Menurutnya, Omicron terus menyebar secara global dan telah diidentifikasi di sebagian besar negara di enam wilayah WHO. Secara global, selama 14-20 Februari 2022, jumlah kasus baru Covid-19 turun 21% dibandingkan dengan minggu sebelumnya. Jumlah kasus kematian menunjukkan tren menurun, yakni 8%.
“Penting untuk dicatat bahwa tren ini mungkin disebabkan karena penurunan tes diagnostik Covid-19 secara keseluruhan yang dipengaruhi oleh perubahan kebijakan di tiap negara,” ucap anggota Perhimpunan Dokter Spesialis Mikrobiologi Klinik Indonesia (PAMKI) ini.
Dia mengungkapkan, berdasarkan metode yang digunakan oleh Campbell et al, dan yang berfokus pada negara-negara dengan data genome sequencing yang diunggah ke Global Initiative on Sharing Avian Influenza Data (GISAID) pada 18 Februari, menemukan keunggulan tingkat replikasi (tingkat pertumbuhan) Omicron dibandingkan Delta di semua negara.
Tingkat reinfeksi (infeksi berulang) dilaporkan lebih tinggi pada Omicron dibandingkan dengan Delta. Angkanya menunjukkan 13,6% vs 10,1% di United Kingdom, dan 31% vs .21% di Denmark.
Peneliti di China, Hong Kong SAR menemukan bahwa Omicron memiliki tropisme yang lebih tinggi di jaringan bronkus dibandingkan dengan paru-paru. Di United Kingdom, Omicron ditemukan lebih cepat menginfeksi saluran pernapasan bagian atas daripada Delta dan menghasilkan titer sekitar 100 kali lipat lebih tinggi.

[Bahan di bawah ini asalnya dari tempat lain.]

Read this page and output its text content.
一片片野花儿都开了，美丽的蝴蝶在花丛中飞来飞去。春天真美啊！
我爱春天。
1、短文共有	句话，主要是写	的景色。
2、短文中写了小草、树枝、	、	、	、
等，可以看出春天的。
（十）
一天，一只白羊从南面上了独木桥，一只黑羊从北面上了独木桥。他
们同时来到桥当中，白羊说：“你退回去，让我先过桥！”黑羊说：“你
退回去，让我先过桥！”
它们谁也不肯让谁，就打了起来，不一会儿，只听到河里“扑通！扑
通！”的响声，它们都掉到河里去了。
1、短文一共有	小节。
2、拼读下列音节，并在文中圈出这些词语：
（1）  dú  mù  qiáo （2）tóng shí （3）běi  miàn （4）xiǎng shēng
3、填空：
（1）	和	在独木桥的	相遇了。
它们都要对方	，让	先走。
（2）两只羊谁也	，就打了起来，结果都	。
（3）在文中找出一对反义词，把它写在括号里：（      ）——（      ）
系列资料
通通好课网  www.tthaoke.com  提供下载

Dua penelitian yang dilakukan di Afrika Selatan melaporkan Omicron mampu menghindari kekebalan yang diperoleh dari vaksin maupun kekebalan dari infeksi sebelumnya. Hal ini juga bisa menjadi faktor yang berkontribusi pada tingkat pertumbuhan Omicron yang lebih tinggi dibandingkan dengan Delta.
“Hasil analisis dari konsultasi medis dan rawat inap baru-baru ini, Omicron secara konsisten ditemukan terkait dengan tingkat beratnya penyakit lebih ringan dibandingkan dengan Delta di seluruh studi yang dilakukan di Inggris, Amerika Serikat, Kanada dan Afrika Selatan,” jelasnya.
Data awal Omicron pada individu yang sebelumnya terinfeksi SARS-CoV-2 sejak awal pandemi menunjukkan peningkatan jumlah infeksi berulang di Denmark dan Israel. Risiko infeksi berulang lebih tinggi pada Omicron dibandingkan dengan varian SARS-CoV-2 lainnya dengan risiko yang bahkan lebih tinggi, dari data yang dilaporkan di seluruh Inggris.
Selain itu, kata dia, hasil studi efektivitas vaksin (VE) sulit untuk ditafsirkan, dan perkiraan bervariasi tergantung dengan jenis vaksin yang diberikan, jumlah dosis, dan penjadwalan (pemberian berurutan dari vaksin yang berbeda). Studi yang dilakukan di Inggris dan Amerika Serikat melaporkan efektivitas vaksin mencapai 60%-75% terhadap infeksi simptomatik (bergejala) dengan Omicron.
Analisis data netralisasi (kemampuan antibodi menetralisir SARS-CoV-2) dari 23 laboratorium menemukan pengurangan 20 kali lipat dalam netralisasi terkait dengan varian Omicron pada individu yang tidak divaksinasi, yang sebelumnya terinfeksi atau individu yang telah menerima dua dosis vaksin.
Sedangkan serum dari individu yang divaksinasi dengan infeksi sebelumnya atau individu yang telah menerima tiga dosis vaksin menunjukkan pengurangan kemampuan netralisasi sebanyak tujuh kali lipat.
“Respon humoral yang berkurang ini dapat dikaitkan dengan peningkatan risiko infeksi ulang. Sebaliknya, studi tentang imunitas seluler menunjukkan hasil yang baik respons yang dipertahankan (70%-80% dari respons CD4+ dan CD8+) yang dapat dikaitkan dengan penurunan risiko keparahan penyakit,” jelasnya.